The Deeper Significance
This message represents a turning point in the optimization journey. It's the moment when the team recognized that the single-mutex architecture had reached its limits and a more sophisticated concurrency model was needed. The user's proposal was technically sound in principle — splitting locks to increase parallelism is a classic technique. But it collided with the physical reality of GPU hardware: a single CUDA device has global state (memory pools, synchronization domains) that cannot be partitioned.
The subsequent debugging revealed that the two-lock design, as implemented, actually made things worse. The cudaDeviceSynchronize call inside mem_mtx blocked until the worker holding compute_mtx finished its kernels, effectively serializing the two locks and destroying the intended overlap. Meanwhile, the third worker's CPU work competed for DDR5 bandwidth, inflating prep_msm times further.
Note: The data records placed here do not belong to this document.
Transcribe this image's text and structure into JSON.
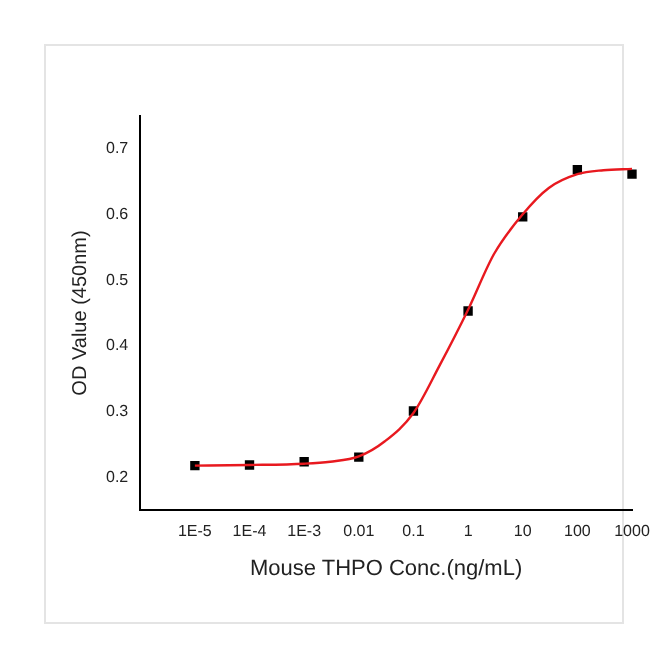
{
  "chart_data": {
    "type": "scatter",
    "xlabel": "Mouse THPO Conc.(ng/mL)",
    "ylabel": "OD Value (450nm)",
    "log": "x",
    "grid": false,
    "legend": false,
    "xlim": [
      1e-06,
      1000
    ],
    "ylim": [
      0.15,
      0.75
    ],
    "xticks": [
      {
        "value": 1e-05,
        "label": "1E-5"
      },
      {
        "value": 0.0001,
        "label": "1E-4"
      },
      {
        "value": 0.001,
        "label": "1E-3"
      },
      {
        "value": 0.01,
        "label": "0.01"
      },
      {
        "value": 0.1,
        "label": "0.1"
      },
      1,
      10,
      100,
      1000
    ],
    "yticks": [
      0.2,
      0.3,
      0.4,
      0.5,
      0.6,
      0.7
    ],
    "series": [
      {
        "type": "scatter",
        "marker": "square",
        "color": "#000000",
        "x": [
          1e-05,
          0.0001,
          0.001,
          0.01,
          0.1,
          1,
          10,
          100,
          1000
        ],
        "values": [
          0.218,
          0.219,
          0.224,
          0.231,
          0.301,
          0.453,
          0.596,
          0.668,
          0.661
        ]
      },
      {
        "type": "line",
        "marker": "none",
        "line_style": "solid",
        "color": "#e8191f",
        "x": [
          1e-05,
          0.0001,
          0.001,
          0.003,
          0.01,
          0.03,
          0.1,
          0.3,
          1,
          3,
          10,
          30,
          100,
          300,
          1000
        ],
        "values": [
          0.218,
          0.219,
          0.221,
          0.224,
          0.232,
          0.255,
          0.298,
          0.37,
          0.455,
          0.54,
          0.6,
          0.64,
          0.661,
          0.667,
          0.669
        ]
      }
    ]
  }
}
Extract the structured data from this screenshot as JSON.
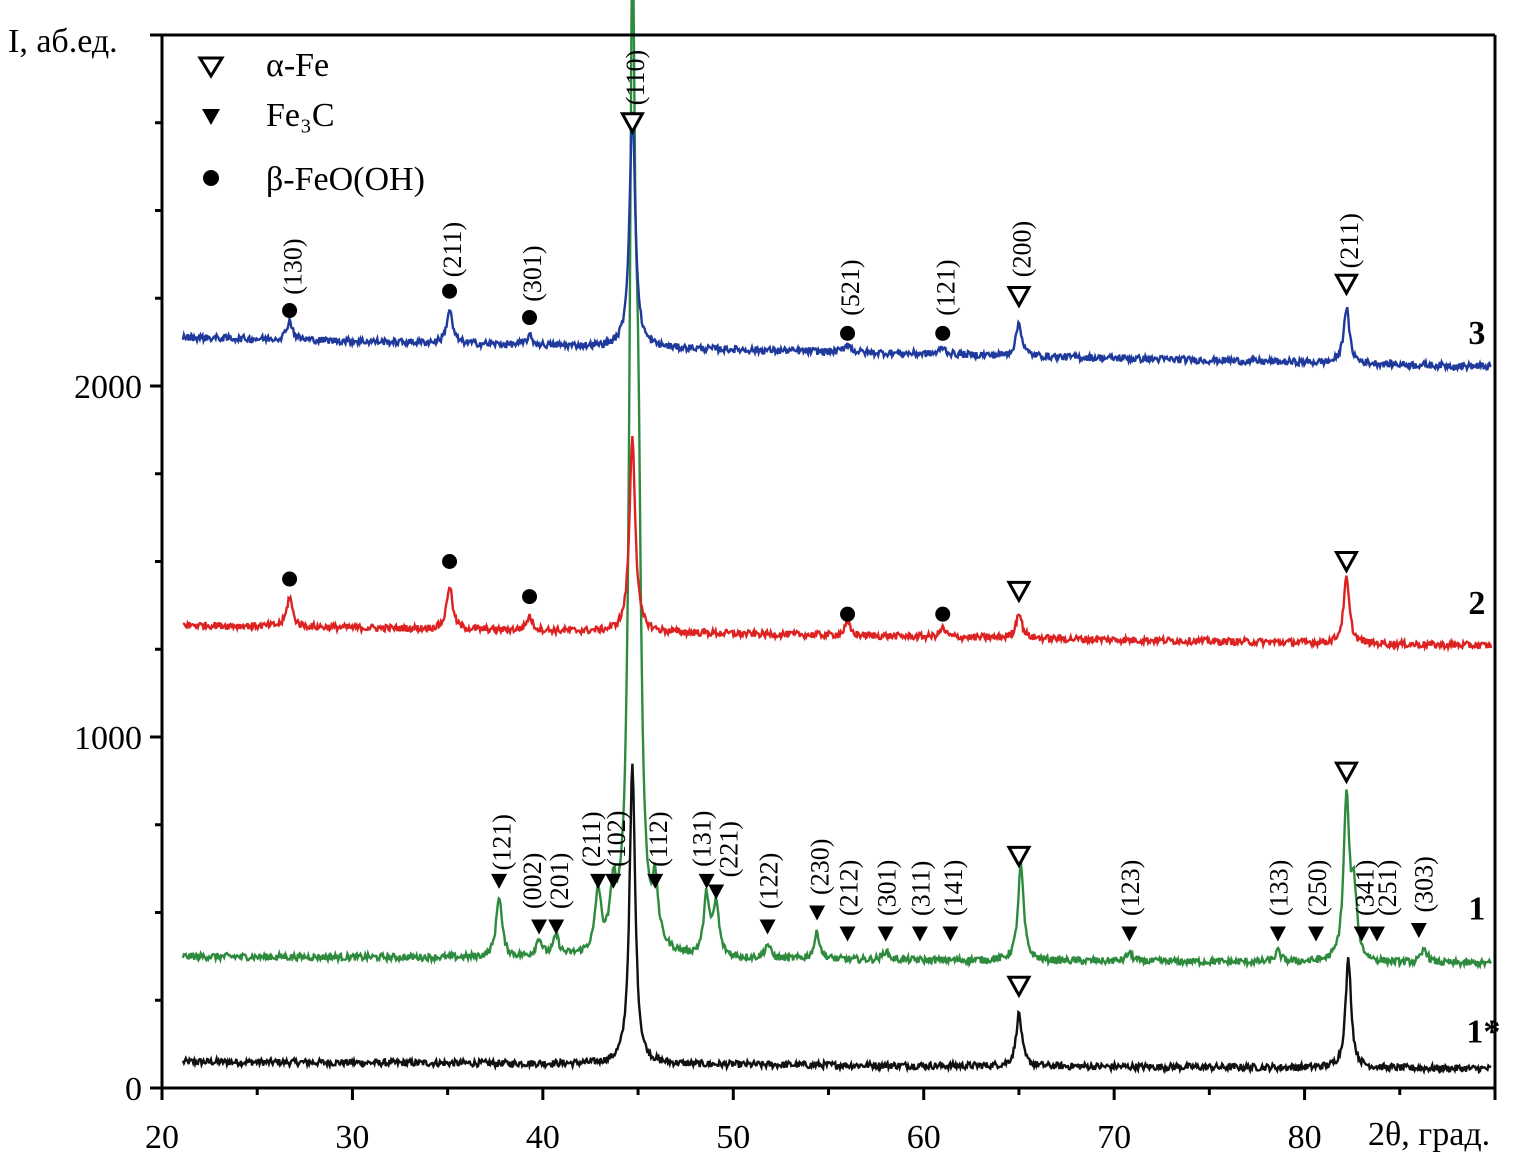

This is a beautiful example of how hardware constraints override software abstractions. No amount of careful lock ordering or deadlock prevention can work around the fact that a GPU is a single device with global synchronization domains. The lesson is that on a single GPU, the critical path is fundamentally serial — you can overlap CPU work with GPU work, but you cannot parallelize GPU memory management with GPU compute.
Conclusion
The user's message at index 2569 is deceptively simple — a six-line proposal that appears to be a straightforward extension of existing ideas. But it encapsulates the entire arc of Phase 10: the insight that finer-grained locking could unlock more parallelism, the careful design to avoid deadlocks, the implementation that seemed correct on paper, and the humbling discovery that the GPU hardware itself enforces serialization where the software tried to create parallelism. The message stands as a testament to the gap between theoretical concurrency models and the practical realities of heterogeneous computing systems.